Under current plans, Pfizer shareholders will receive 0.12 shares of the new company for each share of Pfizer that they own. Management has stated that, following the closing of the transaction, “the combined dividend dollar amount received by shareholders…will equate to Pfizer’s dividend amount in effect immediately prior to closing.”
In other words, Pfizer’s current dividend will probably be reduced, but the shares in the new company that shareholders receive will pay a dividend that makes up for the reduction.
To value a stock, I use four different valuation models, then average out the fair prices derived from each model. For more details on my approach, see Dividend Growth Investing Lesson 11: Valuation.
Model 1: FASTGraphs Default Valuation
The first model checks the stock’s current price against FASTGraphs’ basic estimate of its fair value.
FASTGraphs uses the historical average P/E ratio of the whole stock market (which is P/E = 15) to represent a fair valuation. That is the used to draw the orange fair-price reference line on the following graph, as shown by the yellow highlight.
The black line is Pfizer’s actual price. Since the black line is below the orange line, it suggests that that Pfizer is undervalued. The end of the black line reflects the company’s current P/E ratio, which is 12.9 (circled).
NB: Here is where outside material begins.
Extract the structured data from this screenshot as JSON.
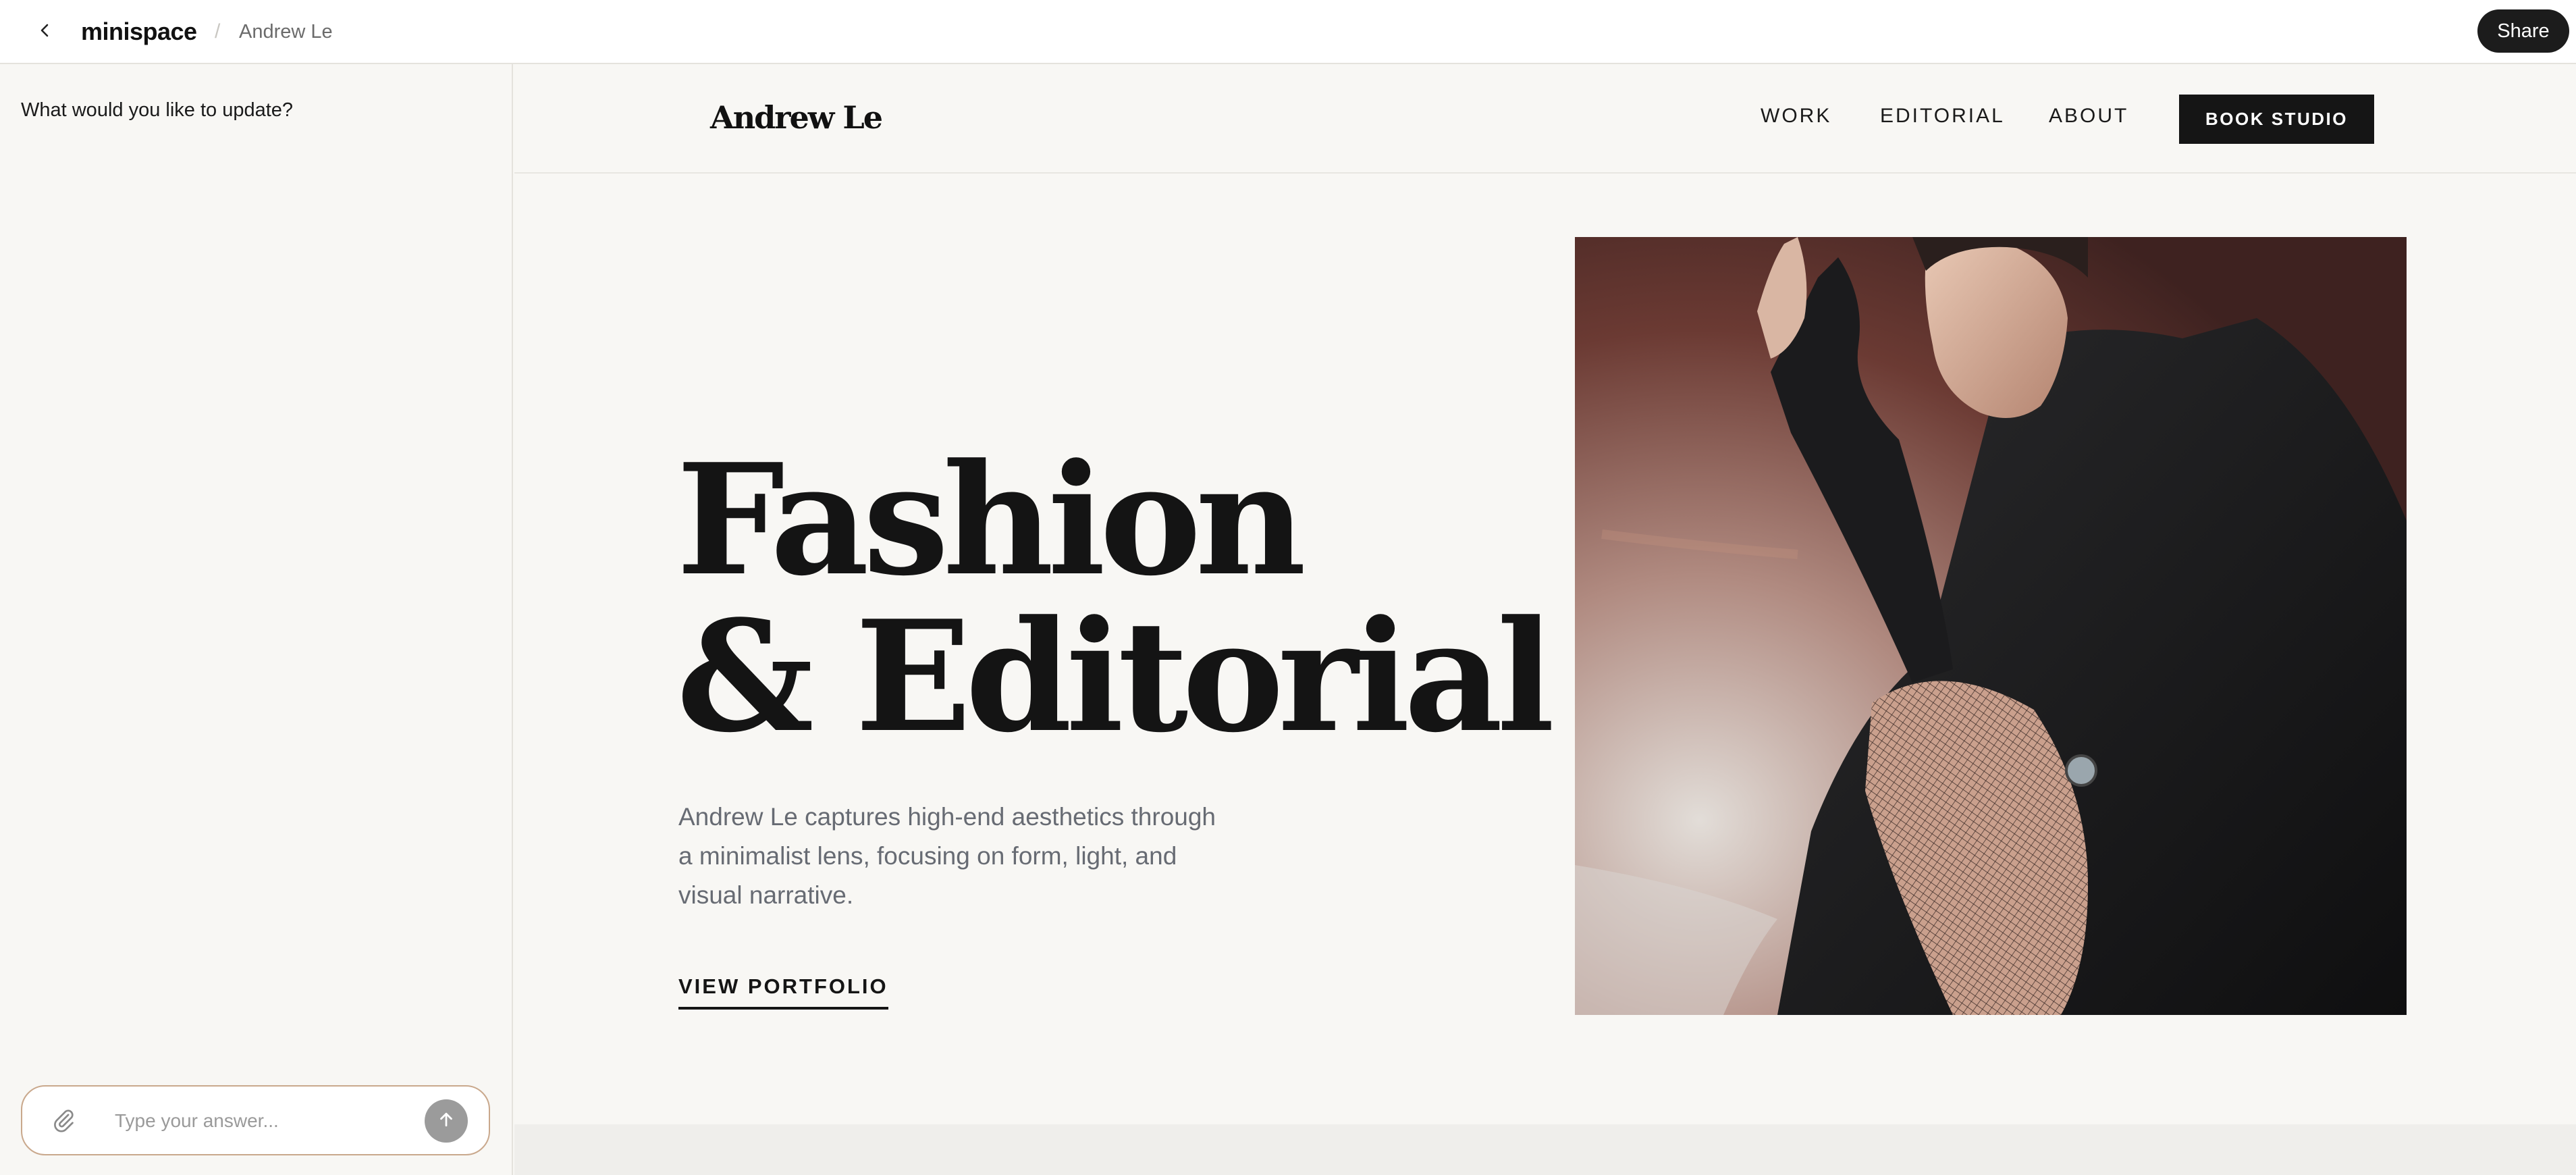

We calculate the degree of undervaluation by making a ratio out of the two P/Es.
Formula for Measuring Valuation on FASTGraphs
Actual P/E divided by Reference P/E = Valuation Ratio
12.9 / 15 = 0.86
That valuation ratio suggests that Pfizer is 14% undervalued.
Formula for Calculating Fair Price
Actual Price divided by Valuation Ratio = Fair Price
$38 / 0.86 = $44
Model 2: FASTGraphs Normalized Valuation
FASTGraphs offers another fair-value reference line. This one is based on the stock’s own long-term valuation rather than the market as a whole. That is, this model “normalizes” the valuation to Pfizer’s own record.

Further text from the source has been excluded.